Bottom line: Aside from Medicare negotiations, there isn’t much here for a bipartisan approach. It’s DOA, like most everything else in the Capitol these days.
Numbers before people. It’s the industry standard.
Over the past week we’ve covered several new reorganization stories. Amgen led the way, with its planned move pushing about 10% of its Thousand Oaks staff out of HQ. The cuts or relocations involve moving positions and researchers to the two big hubs of the Bay Area and Cambridge/Boston. Vertex, we learned from an SEC filing, is shuttering its Canadian R&D facility in a consolidation. R&D sources tell us they’ve also been rooting out pockets of the “Old Guard” in what are referred to as “stealth layoffs.” And Takeda gave us an example of the M&A variety of job cuts, with their decision to ax 180 of about 300 jobs at the newly acquired Ariad (with some axed staffers going to a CRO).
With biotech valuations being what they are, it shouldn’t surprise anyone to see buyers cut as deep as they possibly can after an acquisition.

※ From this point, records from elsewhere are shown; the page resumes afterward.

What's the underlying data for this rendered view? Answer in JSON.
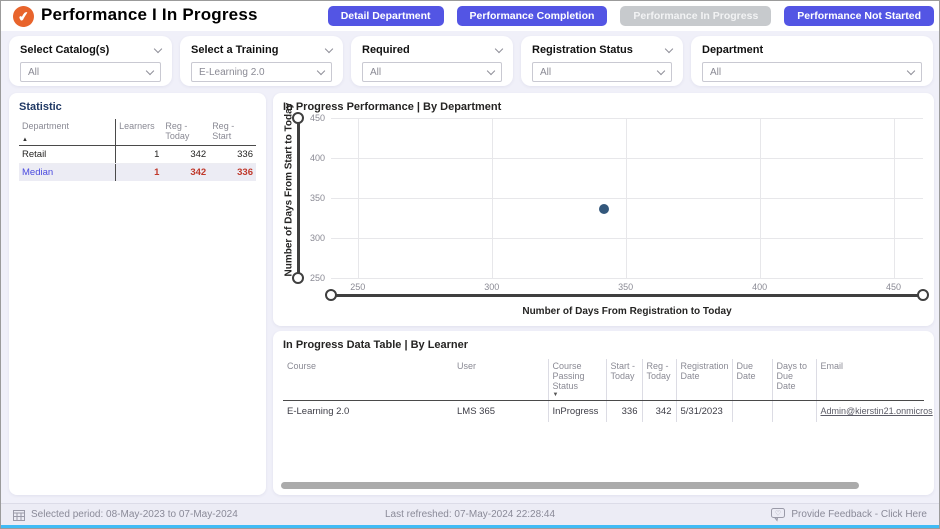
{
  "app": {
    "title": "Performance I In Progress",
    "logo_icon": "✔"
  },
  "nav_buttons": [
    {
      "label": "Detail Department",
      "enabled": true
    },
    {
      "label": "Performance Completion",
      "enabled": true
    },
    {
      "label": "Performance In Progress",
      "enabled": false
    },
    {
      "label": "Performance Not Started",
      "enabled": true
    }
  ],
  "filters": [
    {
      "label": "Select Catalog(s)",
      "value": "All"
    },
    {
      "label": "Select a Training",
      "value": "E-Learning 2.0"
    },
    {
      "label": "Required",
      "value": "All"
    },
    {
      "label": "Registration Status",
      "value": "All"
    },
    {
      "label": "Department",
      "value": "All"
    }
  ],
  "statistic": {
    "title": "Statistic",
    "columns": {
      "department": "Department",
      "learners": "Learners",
      "reg_today": "Reg - Today",
      "reg_start": "Reg - Start"
    },
    "sort_icon": "▲",
    "rows": [
      {
        "department": "Retail",
        "learners": "1",
        "reg_today": "342",
        "reg_start": "336"
      },
      {
        "department": "Median",
        "learners": "1",
        "reg_today": "342",
        "reg_start": "336"
      }
    ]
  },
  "chart_panel": {
    "title": "In Progress Performance | By Department"
  },
  "chart_data": {
    "type": "scatter",
    "title": "In Progress Performance | By Department",
    "xlabel": "Number of Days From Registration to Today",
    "ylabel": "Number of Days From Start to Today",
    "x_ticks": [
      250,
      300,
      350,
      400,
      450
    ],
    "y_ticks": [
      250,
      300,
      350,
      400,
      450
    ],
    "xlim": [
      240,
      461
    ],
    "ylim": [
      250,
      450
    ],
    "grid": true,
    "legend": false,
    "point_color": "#33577B",
    "points": [
      {
        "x": 342,
        "y": 336
      }
    ]
  },
  "data_table": {
    "title": "In Progress Data Table | By Learner",
    "columns": {
      "course": "Course",
      "user": "User",
      "status": "Course Passing Status",
      "start_today": "Start - Today",
      "reg_today": "Reg - Today",
      "reg_date": "Registration Date",
      "due_date": "Due Date",
      "days_to_due": "Days to Due Date",
      "email": "Email"
    },
    "sort_icon": "▼",
    "rows": [
      {
        "course": "E-Learning 2.0",
        "user": "LMS 365",
        "status": "InProgress",
        "start_today": "336",
        "reg_today": "342",
        "reg_date": "5/31/2023",
        "due_date": "",
        "days_to_due": "",
        "email": "Admin@kierstin21.onmicros"
      }
    ]
  },
  "footer": {
    "selected_period": "Selected period: 08-May-2023 to 07-May-2024",
    "last_refreshed": "Last refreshed: 07-May-2024 22:28:44",
    "feedback": "Provide Feedback - Click Here"
  },
  "colors": {
    "accent_blue": "#5355E4",
    "disabled_gray": "#C7CACD",
    "logo_orange": "#E8642C",
    "median_label": "#4A4ADF",
    "median_value": "#C0392B",
    "page_bg": "#F0F0F9"
  }
}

It’s one way to make numbers work. That’s a simple, though painful, reality.
Amgen, for all its biotech history, is now a Big Pharma and it will look for efficiencies wherever it can find them. Like all the Big Pharmas, the only constant in R&D is change.
Vertex gets a black star next to its name. Not for the Canadian retreat — everybody is consolidating in designated hubs — but for its refusal to be honest about the stealth layoffs. You don’t have to be downsizing to note when you are laying people off from their jobs.
I was asked by a Roche employee at Nutley a few years ago what I thought about job security in R&D. I told her I didn’t see much of it. The fact is companies will do what’s in the best interest of their shareholders every time. For rank-and-file employees, that takes a willingness to stay flexible and move as needed and desired.
The constant churn helps with new company creation, but the mechanics of this new reality are unforgiving at a personal level.
You can’t fight a trend like this. But you can determine the best way to manage a career in which job security is a thing of the past — if it ever existed.
What’s wrong with Novartis?
I have no inside knowledge why Karen Walker is leaving her senior position in charge of cell therapy manufacturing for Novartis. Seattle is a nice place to live, or so I hear, and for all I know Seattle Genetics made her an offer she couldn’t refuse. That’s her business.
But her timing, leaving two days after the FDA accepted Novartis’ application for its pioneering CAR-T, couldn’t have been worse for the company. Manufacturing is a critical element in this field, more than most others, and she would have played a key role in its review.
It’s another example of the exodus of talent from Novartis over the past year. Some of that is self-inflected, like Novartis’ questionable decision to dissolve an independent cell and gene therapy unit, which led Oz Azam to leave the company. But bleeding talent the way Novartis has is indicative of deep problems.
The upside here is that lots of these experienced execs — like Azam and Walker — are taking new jobs in a booming biotech sector. But what’s wrong with Novartis?
Third Rock’s latest startup launches in style, with an ambitious set of goals
While turnover remains high, the industry remains vibrant because new company creation in biotech is strong. One of our top stories this week focused on a classic Third Rock startup, Tango Therapeutics. I enjoyed covering the science they will be exploring, as the team grows into the mid-20s.
This company has everything a startup wants: Brains, money and ambition. And it’s carving out new territory in drug development, going big.
It’s companies like these that make my job fun. Whether it works or not, it certainly looks like they deserve a shot. And it keeps the big hubs like Boston/Cambridge teeming with new ideas for old, impossible targets. Thumbs up, indeed.